緑のワイヤーぐるぐるで錆を落としましたが、ブラストほどではありません。

「やっぱブラストでしょ。入るかな?ランクルのドアだよ。」

奥から大きなブラストを引きずり出してきて、R左ドアを入れてみると、、、。

あらま。入っちゃった。

​ブラストが使えればこっちのものです。

俄然、やる気が出てきました。

​当然、中側の奴2ケもブラストです。

毎度おなじみ、ブラスト当てて、「ピカタンZ 」で処理して、銅のブレージングで点付けして、840Rを塗装して、パネルボンドで接着です。

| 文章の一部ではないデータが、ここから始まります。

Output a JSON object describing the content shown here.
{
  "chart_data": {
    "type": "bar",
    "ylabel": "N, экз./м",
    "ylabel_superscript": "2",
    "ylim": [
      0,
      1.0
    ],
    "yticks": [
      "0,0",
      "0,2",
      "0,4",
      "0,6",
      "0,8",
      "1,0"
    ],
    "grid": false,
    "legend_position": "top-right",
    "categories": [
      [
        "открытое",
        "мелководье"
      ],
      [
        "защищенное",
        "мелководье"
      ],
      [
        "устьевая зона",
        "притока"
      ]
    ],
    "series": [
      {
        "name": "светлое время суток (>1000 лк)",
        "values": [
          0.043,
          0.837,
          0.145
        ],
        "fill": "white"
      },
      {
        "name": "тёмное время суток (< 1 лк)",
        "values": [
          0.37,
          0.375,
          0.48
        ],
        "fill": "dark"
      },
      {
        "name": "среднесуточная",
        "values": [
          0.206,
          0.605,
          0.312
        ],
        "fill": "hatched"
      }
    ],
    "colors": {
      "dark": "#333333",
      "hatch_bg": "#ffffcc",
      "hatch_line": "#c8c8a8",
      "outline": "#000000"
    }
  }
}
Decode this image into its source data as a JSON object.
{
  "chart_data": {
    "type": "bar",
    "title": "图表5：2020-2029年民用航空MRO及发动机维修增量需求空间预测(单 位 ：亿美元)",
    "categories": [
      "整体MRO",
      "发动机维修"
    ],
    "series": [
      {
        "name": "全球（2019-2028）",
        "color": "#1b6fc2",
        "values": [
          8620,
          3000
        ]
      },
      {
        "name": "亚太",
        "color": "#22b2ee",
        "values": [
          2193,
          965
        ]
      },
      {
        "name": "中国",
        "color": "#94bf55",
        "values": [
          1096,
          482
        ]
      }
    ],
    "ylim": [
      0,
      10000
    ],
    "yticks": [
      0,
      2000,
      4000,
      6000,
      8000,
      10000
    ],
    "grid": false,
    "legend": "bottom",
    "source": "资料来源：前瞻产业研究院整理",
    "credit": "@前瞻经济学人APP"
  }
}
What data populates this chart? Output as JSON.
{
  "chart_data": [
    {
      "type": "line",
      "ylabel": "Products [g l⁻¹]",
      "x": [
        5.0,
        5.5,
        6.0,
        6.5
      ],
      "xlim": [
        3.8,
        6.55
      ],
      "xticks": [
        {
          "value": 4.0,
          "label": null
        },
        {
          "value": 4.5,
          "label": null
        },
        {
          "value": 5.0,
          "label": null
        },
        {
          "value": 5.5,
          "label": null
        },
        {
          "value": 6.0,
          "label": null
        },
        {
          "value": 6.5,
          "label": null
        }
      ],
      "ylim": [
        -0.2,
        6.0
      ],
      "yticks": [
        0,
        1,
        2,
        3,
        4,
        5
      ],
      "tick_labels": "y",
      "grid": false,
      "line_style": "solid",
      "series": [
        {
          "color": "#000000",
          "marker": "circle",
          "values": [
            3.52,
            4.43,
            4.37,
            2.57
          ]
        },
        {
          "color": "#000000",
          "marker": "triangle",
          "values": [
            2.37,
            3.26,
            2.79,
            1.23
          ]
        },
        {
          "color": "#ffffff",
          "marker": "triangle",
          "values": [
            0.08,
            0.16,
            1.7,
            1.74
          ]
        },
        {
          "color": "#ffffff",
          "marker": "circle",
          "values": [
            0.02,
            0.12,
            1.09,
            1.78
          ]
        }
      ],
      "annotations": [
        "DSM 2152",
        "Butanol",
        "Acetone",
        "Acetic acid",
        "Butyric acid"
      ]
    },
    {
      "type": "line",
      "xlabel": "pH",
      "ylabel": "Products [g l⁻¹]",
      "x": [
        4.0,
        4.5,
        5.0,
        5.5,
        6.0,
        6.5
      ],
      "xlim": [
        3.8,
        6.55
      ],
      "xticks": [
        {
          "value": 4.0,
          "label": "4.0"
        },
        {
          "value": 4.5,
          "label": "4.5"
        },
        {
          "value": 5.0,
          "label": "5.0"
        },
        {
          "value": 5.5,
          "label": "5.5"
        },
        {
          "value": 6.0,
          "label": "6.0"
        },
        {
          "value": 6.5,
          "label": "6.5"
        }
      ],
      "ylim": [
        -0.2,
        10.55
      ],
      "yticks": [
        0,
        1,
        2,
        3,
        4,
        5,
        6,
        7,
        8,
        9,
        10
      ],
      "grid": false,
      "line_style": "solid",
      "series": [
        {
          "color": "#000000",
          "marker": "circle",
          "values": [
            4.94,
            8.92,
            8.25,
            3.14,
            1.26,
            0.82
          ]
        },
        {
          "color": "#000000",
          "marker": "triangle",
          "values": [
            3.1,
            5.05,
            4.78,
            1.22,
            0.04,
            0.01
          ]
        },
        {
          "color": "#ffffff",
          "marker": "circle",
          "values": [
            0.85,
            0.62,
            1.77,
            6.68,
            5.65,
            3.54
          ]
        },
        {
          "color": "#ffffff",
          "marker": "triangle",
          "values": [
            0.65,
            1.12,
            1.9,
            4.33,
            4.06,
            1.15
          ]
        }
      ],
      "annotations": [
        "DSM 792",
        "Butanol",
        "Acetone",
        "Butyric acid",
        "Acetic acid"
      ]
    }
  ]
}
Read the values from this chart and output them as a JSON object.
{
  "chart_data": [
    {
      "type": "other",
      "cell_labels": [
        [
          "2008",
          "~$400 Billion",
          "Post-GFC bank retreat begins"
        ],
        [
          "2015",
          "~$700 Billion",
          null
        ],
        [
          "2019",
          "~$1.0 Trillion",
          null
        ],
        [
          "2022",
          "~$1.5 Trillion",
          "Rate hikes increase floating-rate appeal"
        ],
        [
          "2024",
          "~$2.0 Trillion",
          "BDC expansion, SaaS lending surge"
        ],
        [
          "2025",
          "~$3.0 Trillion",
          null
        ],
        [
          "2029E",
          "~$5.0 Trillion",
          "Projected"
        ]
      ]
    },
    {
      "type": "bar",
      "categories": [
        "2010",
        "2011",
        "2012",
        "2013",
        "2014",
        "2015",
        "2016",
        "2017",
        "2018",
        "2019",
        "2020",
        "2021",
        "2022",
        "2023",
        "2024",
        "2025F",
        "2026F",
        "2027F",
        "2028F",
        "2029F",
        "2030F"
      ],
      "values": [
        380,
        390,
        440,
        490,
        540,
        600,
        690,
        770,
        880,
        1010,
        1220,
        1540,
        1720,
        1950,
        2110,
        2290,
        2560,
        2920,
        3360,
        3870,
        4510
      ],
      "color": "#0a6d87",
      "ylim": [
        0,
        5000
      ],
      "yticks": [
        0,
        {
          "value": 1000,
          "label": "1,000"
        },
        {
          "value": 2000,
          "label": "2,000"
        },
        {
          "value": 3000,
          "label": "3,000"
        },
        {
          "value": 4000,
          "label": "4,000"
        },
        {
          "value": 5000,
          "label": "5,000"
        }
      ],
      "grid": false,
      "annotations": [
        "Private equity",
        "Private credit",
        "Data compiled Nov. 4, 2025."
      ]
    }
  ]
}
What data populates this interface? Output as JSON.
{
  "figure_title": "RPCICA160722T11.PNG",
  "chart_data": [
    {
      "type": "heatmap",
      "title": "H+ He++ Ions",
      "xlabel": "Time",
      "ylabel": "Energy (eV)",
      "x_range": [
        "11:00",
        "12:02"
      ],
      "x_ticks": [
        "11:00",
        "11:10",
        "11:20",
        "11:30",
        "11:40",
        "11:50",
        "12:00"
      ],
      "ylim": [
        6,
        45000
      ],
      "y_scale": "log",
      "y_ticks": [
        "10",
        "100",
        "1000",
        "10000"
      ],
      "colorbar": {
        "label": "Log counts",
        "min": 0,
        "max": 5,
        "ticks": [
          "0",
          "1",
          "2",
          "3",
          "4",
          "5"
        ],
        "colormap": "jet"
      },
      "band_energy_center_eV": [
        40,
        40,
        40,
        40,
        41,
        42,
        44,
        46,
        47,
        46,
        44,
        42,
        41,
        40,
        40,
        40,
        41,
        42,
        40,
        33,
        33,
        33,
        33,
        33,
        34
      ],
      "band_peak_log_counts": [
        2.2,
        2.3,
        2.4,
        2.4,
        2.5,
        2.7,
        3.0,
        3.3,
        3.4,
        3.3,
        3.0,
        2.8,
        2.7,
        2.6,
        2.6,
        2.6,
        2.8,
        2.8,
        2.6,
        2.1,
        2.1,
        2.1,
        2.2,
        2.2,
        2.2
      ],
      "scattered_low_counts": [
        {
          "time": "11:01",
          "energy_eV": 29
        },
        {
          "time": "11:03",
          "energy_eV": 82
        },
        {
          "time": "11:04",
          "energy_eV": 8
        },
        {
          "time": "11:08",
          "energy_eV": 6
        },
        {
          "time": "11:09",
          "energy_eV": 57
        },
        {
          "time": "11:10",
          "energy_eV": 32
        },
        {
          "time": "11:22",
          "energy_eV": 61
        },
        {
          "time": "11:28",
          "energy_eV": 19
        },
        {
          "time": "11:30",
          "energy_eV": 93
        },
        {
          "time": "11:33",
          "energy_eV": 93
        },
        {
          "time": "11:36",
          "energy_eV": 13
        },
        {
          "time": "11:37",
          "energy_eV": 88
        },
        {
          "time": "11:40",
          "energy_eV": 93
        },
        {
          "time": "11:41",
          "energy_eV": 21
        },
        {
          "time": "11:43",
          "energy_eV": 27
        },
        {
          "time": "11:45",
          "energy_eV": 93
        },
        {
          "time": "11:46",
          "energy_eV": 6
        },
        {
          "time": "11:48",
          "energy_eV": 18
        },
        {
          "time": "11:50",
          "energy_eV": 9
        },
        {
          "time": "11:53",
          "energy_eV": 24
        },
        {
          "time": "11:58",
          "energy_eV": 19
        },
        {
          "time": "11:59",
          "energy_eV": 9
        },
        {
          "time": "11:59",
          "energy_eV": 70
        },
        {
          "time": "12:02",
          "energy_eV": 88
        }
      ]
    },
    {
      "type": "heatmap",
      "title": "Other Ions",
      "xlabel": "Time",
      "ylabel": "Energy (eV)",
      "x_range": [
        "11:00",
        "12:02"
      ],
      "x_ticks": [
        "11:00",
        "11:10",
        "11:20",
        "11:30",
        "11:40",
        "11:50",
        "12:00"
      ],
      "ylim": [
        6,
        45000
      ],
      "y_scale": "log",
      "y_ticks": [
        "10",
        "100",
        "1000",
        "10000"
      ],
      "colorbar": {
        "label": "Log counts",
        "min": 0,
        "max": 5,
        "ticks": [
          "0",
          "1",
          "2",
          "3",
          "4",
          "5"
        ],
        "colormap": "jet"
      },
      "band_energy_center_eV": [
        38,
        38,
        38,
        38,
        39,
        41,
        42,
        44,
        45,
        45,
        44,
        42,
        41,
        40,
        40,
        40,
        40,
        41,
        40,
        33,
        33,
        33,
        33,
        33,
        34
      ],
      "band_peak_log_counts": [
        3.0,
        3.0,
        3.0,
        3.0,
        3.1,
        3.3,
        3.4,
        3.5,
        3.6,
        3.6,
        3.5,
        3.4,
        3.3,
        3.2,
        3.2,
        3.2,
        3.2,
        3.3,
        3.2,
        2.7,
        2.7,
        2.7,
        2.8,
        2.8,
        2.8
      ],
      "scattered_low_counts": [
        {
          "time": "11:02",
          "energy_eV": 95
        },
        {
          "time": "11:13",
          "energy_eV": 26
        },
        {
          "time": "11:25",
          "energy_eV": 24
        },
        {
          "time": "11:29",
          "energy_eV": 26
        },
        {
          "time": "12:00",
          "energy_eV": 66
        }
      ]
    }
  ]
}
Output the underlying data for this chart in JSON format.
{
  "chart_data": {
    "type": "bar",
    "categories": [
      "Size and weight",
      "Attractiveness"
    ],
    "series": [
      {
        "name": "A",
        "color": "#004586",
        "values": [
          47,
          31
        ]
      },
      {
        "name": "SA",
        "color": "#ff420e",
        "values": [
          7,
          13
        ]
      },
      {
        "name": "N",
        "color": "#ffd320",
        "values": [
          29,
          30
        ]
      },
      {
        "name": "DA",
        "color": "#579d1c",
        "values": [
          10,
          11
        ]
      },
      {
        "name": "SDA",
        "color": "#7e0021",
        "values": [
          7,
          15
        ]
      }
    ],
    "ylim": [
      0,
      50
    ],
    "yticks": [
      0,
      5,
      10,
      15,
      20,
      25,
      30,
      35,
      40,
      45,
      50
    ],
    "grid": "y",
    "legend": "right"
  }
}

​水抜け穴だけ気をつければ、ゴールは見えてきました。

非常に順調です。

結構前から気になっていたと言う、外板のドアアウターハンドルの上のへこみと、

​オーバーフェンダーの縁が走行中の振動で、地が出て錆びていたのもついでに処置しました。

ドア修理の見せ場は、やはりヘミングのシーラー処理です。

​ヘミングリボンは買ったことがありません。

やはりシール処理はシーラーガンです。

これがないとお話になりません。

おや?

​お気に入りのシーラー エンドックスのカートリッジがありません。

修理屋なもので、エンドックスのシーラーを使い切ったのがはるかかなた、昔のことでした。

​新品をすぐに補充すると次に使うのが1年後、2年後になる可能性があるので、必要になった時に新品を買うのですが、今回はドアを修理する予定ではなかったので、すっかり忘れていました。

まずい。どうしよう?

違うメーカーのシーラーが残っていたので、これでいいや。

5回チャレンジしましたが、すべてふき取ってハンドガンでやりました。

​充実感が一気に冷めました。

カラーコードは4K1なので、VS4のサフを全体に塗装して、下処理は終わりです。

錆の発生した車は、こんなふうに手間がかかります。

​ドアサッシュが曲がらない程度にたたきましょう。